Sementara orangtua pemeran seharusnya juga bijaksana dalam memilih peran yang tepat dan selektif menyetujui peran yang akan dimainkan oleh anaknya.

Menteri Bintang mengatakan sejauh ini pihaknya sudah melakukan koordinasi dengan Komisi Penyiaran Indonesia (KPI).

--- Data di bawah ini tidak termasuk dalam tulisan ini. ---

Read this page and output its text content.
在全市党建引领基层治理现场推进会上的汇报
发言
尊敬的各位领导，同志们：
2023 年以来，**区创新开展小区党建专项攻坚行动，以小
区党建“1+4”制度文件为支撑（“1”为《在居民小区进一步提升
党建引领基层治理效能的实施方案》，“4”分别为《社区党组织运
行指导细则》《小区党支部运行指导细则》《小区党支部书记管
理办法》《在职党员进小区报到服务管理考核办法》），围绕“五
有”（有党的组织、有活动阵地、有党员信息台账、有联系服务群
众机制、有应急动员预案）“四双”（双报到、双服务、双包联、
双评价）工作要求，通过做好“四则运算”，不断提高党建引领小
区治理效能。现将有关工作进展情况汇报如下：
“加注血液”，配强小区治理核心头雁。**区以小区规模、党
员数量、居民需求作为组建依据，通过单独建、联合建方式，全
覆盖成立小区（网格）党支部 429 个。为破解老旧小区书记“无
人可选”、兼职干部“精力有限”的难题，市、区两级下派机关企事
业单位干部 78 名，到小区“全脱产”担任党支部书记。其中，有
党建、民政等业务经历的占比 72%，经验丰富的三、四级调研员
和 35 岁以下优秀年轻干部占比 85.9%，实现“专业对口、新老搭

“Saya mengapresiasi langkah cepat yang dilakukan oleh KPI. Kemen PPPA dan KPI juga sepakat dalam waktu dekat akan segera melakukan pertemuan dengan rumah produksi untuk memberikan edukasi terkait penyiaran ramah perempuan dan anak,” kata Menteri Bintang.

Adegan Kekerasan Seksual

Sementara, Deputi Perlindungan Khusus Anak Kemen PPPA, Nahar mengatakan dari hasil telaah yang dilakukan Kemen PPPA ditemukan beberapa aspek yang telah dilanggar dalam produksi sinetron tersebut. Kemen PPPA menilai pihak televisi swasta yang menayangkan acara tersebut menyampaikan ketidakbenaran.

“Terkait peran istri dalam sinetron ini yang diperankan seorang pemain usia anak, hal ini adalah bentuk stimulasi pernikahan usia dini yang bertentangan dengan program pemerintah khususnya Undang-Undang Nomor 16 Tahun 2019 tentang Perkawinan,” kata Nahar.

Nahar menambahkan sinetron tersebut juga memperlihatkan kekerasan psikis berupa bentakan dan makian dari pemeran pria, dan pemaksaan melakukan hubungan seksual. Adegan dalam sinetron tersebut dinilai mempromosikan kekerasan psikis dan seksual terhadap anak yang bertentangan dengan Pasal 66C Undang-Undang Nomor 35 Tahun 2014 tentang Perlindungan Anak.

Nahar juga mengingatkan tayangan tersebut berisiko memengaruhi masyarakat untuk melakukan perkawinan usia anak, kekerasan seksual, dan TPPO, karena pada tayangan tersebut diceritakan bahwa Zahra sebagai pemeran utama dinikahkan dengan alasan untuk membayar hutang keluarganya.

“Jika nanti ditemukan kasus serupa di lapangan dan setelah digali peristiwa tersebut merupakan bentuk imitasi dari tayangan yang disiarkan oleh Indosiar, maka pihak Indosiar dapat dipidanakan sesuai peraturan perundang-undangan yang berlaku,” ujar Nahar menegaskan.

Tayangan ini secara tidak langsung akan memengaruhi kondisi psikologis masyarakat dan menimbulkan toxic masculinity, dimana akan terbangun konstruksi sosial di masyarakat bahwa pria identik dengan kekerasan, agresif secara seksual, dan merendahkan perempuan.